Erano giorni e settimane di arsura e scirocco maledetto, fare boxe era impresa ardua, la respirazione, i movimenti risultavano imbalsamati, rallentati drogati da un’aria fasulla. Ali aveva capito il giro del fumo, studiò il match dopo aver studiato l’avversario. Foreman pensò di avere i dollari milionari in tasca. Il primo round fu di pugilato già forte, oggi si dice «intenso». Poi Clay-Ali scelse di attendere, andando in contropiede, anzi contromano. Si accomodò lungo le corde, ondeggiando a destra e a sinistra, dando l’impressione di essere ubriaco di colpi, Foreman continuò a colpire ma senza effetto alcuno, Clay-Ali assorbiva come una spugna, poi all’ottavo giro partì la vendetta, via dalle corde scagliò un destro, un sinistro, un altro destro, ancora sinistro e Foreman si svegliò dal sonno africano, incominciò a gironzolare per il ring non sapendo e non capendo dove mai si trovasse, lui medesimo non il ring, infine si sgonfiò sul tappeto. L’arbitro provò a contare, erano pecore che addormentarono Foreman, mentre Ali alzava le braccia nella notte africana e prese a urlare di tutto ai microfoni delle tivù e delle radio: «Nessuno mai più dovrà mettere in dubbio su chi sia il più grande, il più forte, il migliore. Sono iiiooooo».

Aveva perfettamente ragione, anche perché dargli torto sarebbe stato un rischio con finale garantito. Lui era un mago anche a prevedere a quale round sarebbe venuto giù come un fico secco il rivale di turno, incominciò con Archie Moore: «Tenete aperte le porte del palazzetto, la gente andrà via a casa dopo il quarto round», e così avvenne. Andò a casa anche Moore con la sua mascella. Furono anni d’oro, dopo l’oro ai Giochi di Roma. Oro vero, dollari e gloria, titoli mondiali, tre, fama, film, musiche, libri, mogli (quattro), figli (sette) più varie ed eventuali tra amanti e concubine. Marcellus Cassius Clay junior diventa Muhammad Ali proprio per volere della seconda moglie, Khalilah Camacho, un bel tipino che, oltre a confezionargli quattro pupi, tre femmine e un maschietto, lo prese letteralmente a schiaffi dopo qualche fuitina.

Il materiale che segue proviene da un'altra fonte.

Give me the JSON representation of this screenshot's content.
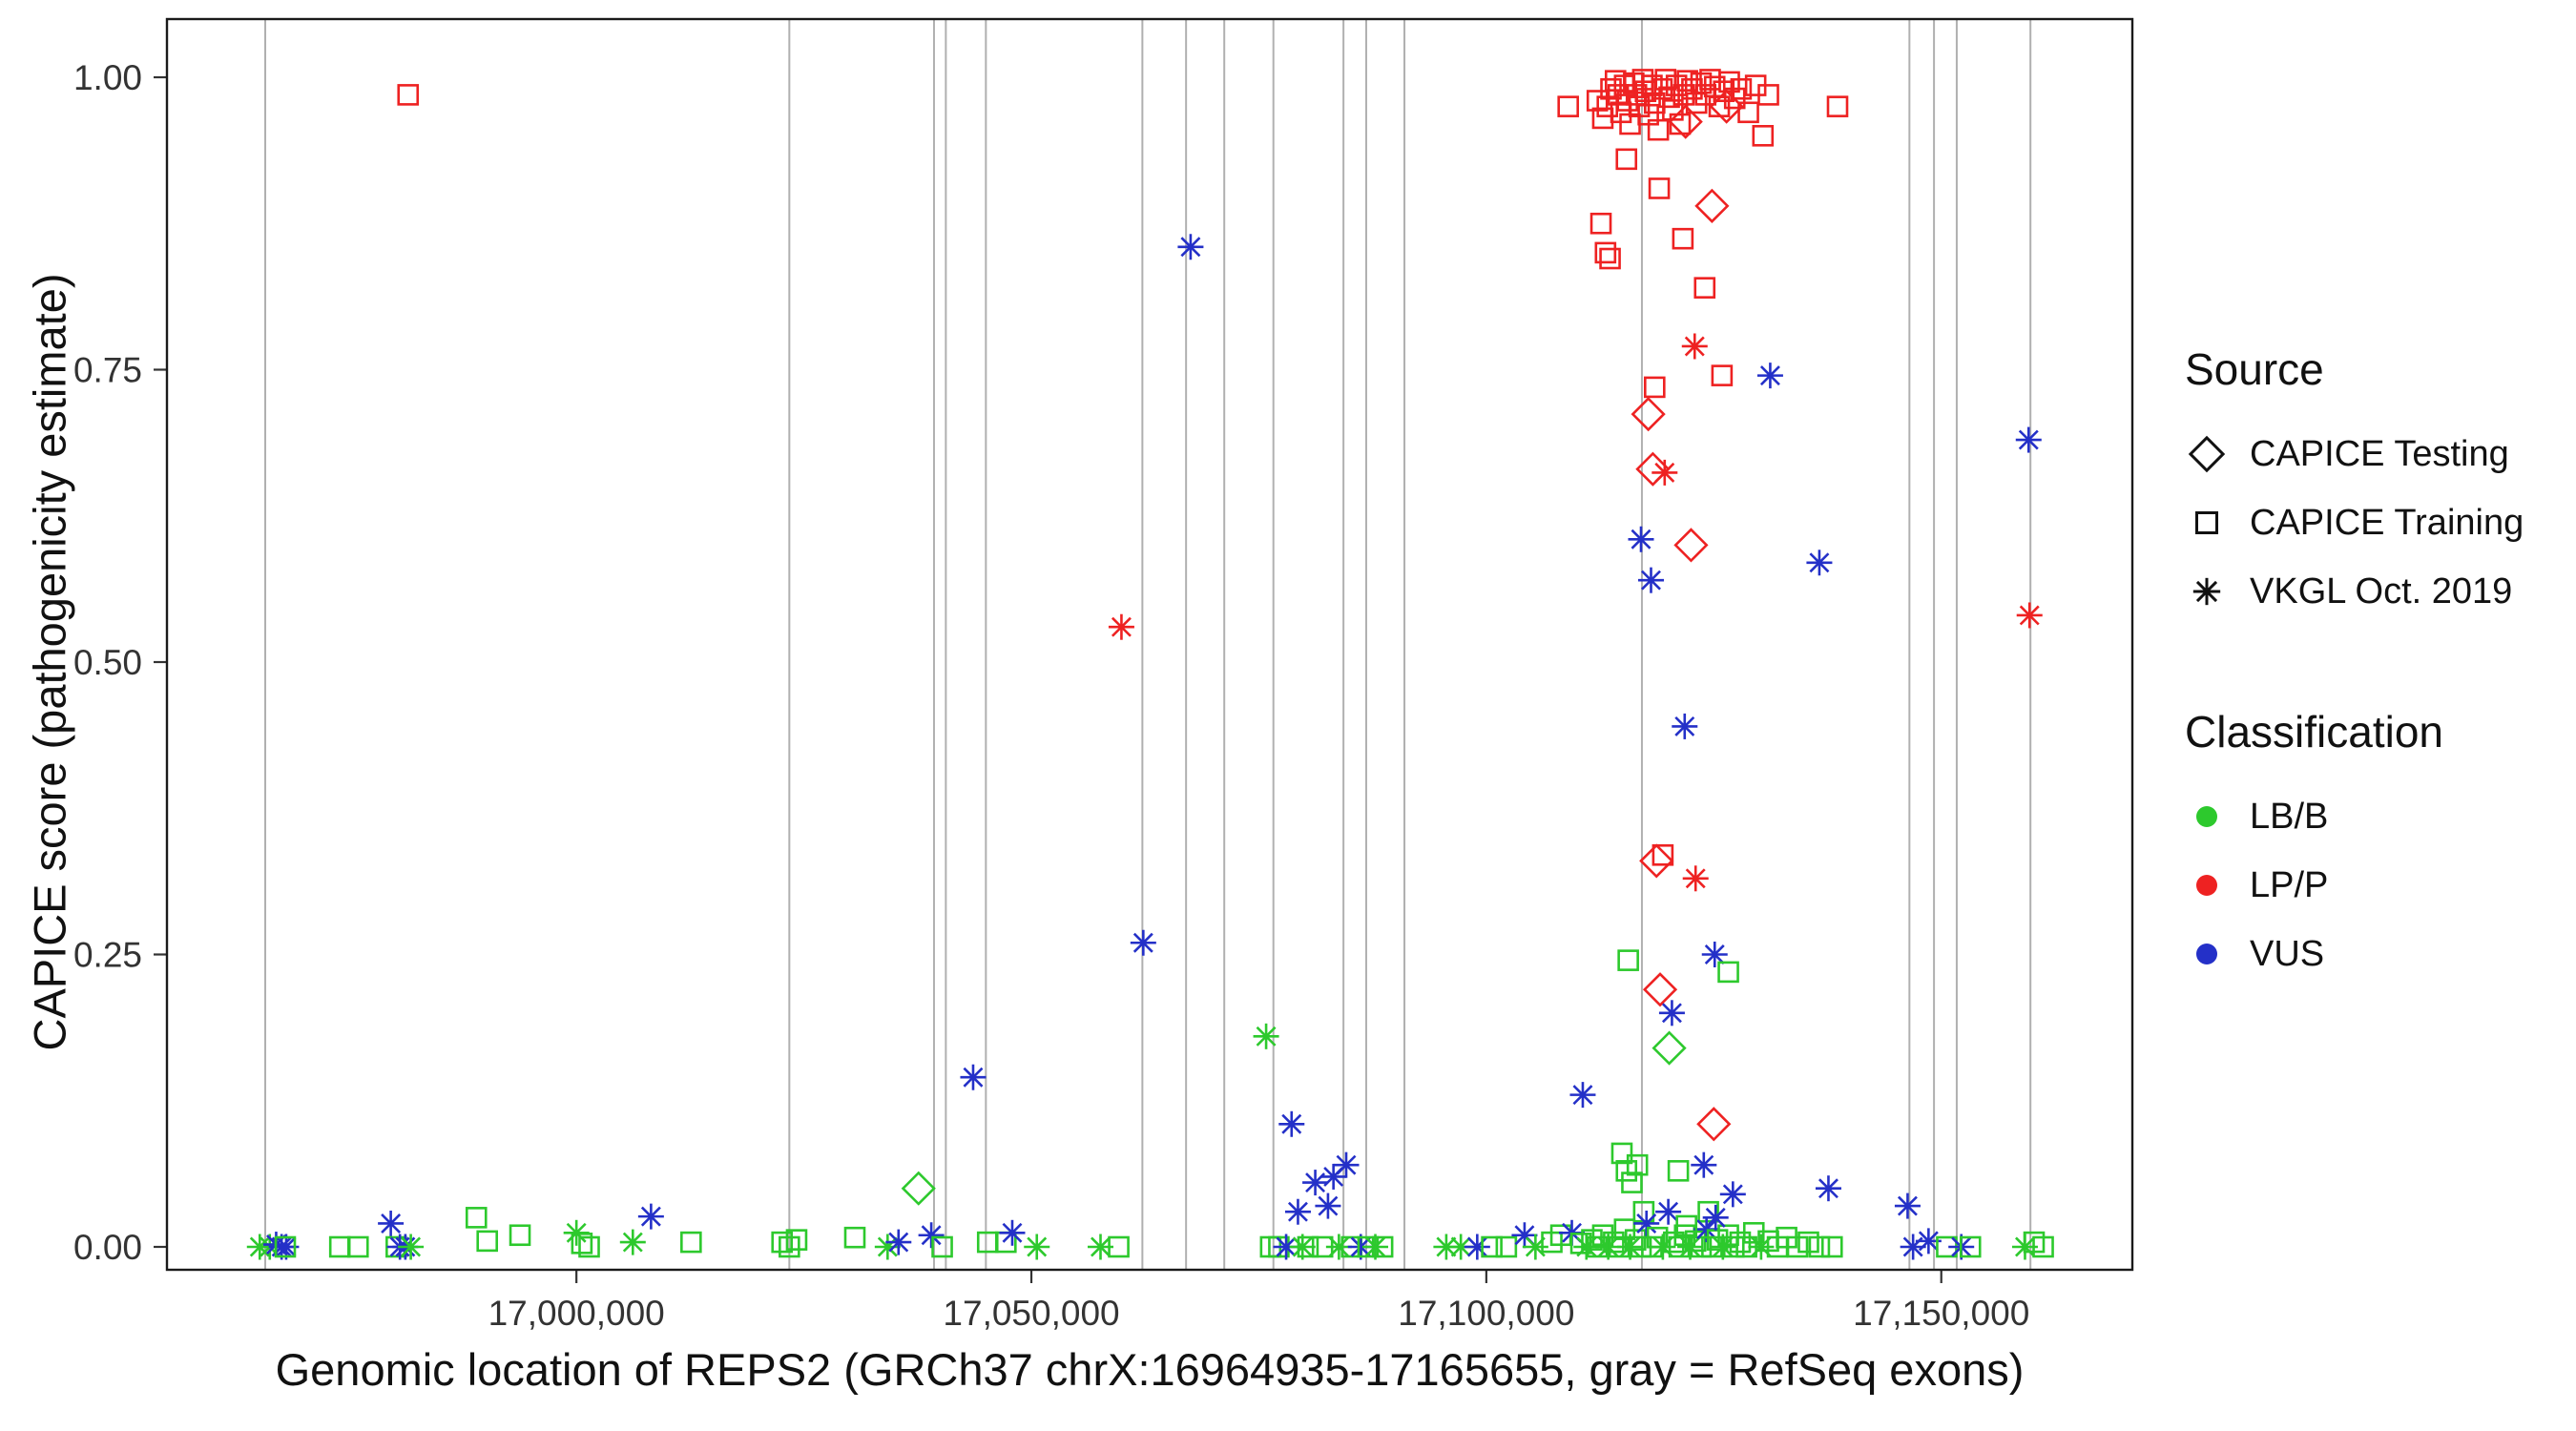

Lady Khalilah era musulmana, va da sé che Cassius fu costretto a cambiare nome, cognome e religione. Rifiutò di andar soldato, con i Vietcong non aveva nulla in sospeso mentre con i bianchi, non soltanto quelli del Kkk, la guerra era aperta, tanto che l’oro di Roma finì nel fiume dell’Ohio dopo che uno screanzato di ristoratore si rifiutò di servire il nostro. Niente Vietnam e dunque «tre anni e mezzo di cella di rigore»: fuori da tutto, niente carte di credito, niente incontri, niente soldi, questa è l’America, dove la Statua della libertà sta all’arrivo ma poi scompare.

Muhammad Ali è stato la statua dello sport, non soltanto della boxe, ha avvicinato a questa disciplina quelli che la ritengono un’offesa all’uomo e alla sua dignità, ha usato le mani non per picchiare ma per vincere, così gli è riuscito cinquantasei volte, trentasette per ko, con cinque sconfitte in tutto. Ha demolito montagne, ha accettato sfide impossibili, ha reso a volte dolce uno sport dal sapore acre. Lascia fotogrammi che nessuno potrà mai bruciare, l’urlo di rabbia e del vincitore su Sonny Liston che giace al tappeto, il tedoforo malato e tremante che accende il tripode di Atlanta e dice: «Dio mi ha mandato la malattia per farmi sapere che il numero uno non sono io, è lui».

E poi l’eroe celebrato a Hollywood con l’Oscar per il docufilm di Gast «Quando eravamo re», pellicola sui rumori della foresta di Kinshasa. George Foreman, quella sera, lo accompagnò sul palco, per gli onori del pubblico di attori grandi. Ali si reggeva a fatica, si appoggiò al corpo di colui che aveva colpito e umiliato nella notte africana; lo sguardo era quello di un uomo che tutto vede, tutto ascolta ma nulla può più dire, fare, muovere. Per essere il più grande, il migliore. Ancora. Sempre. Ma così sarà.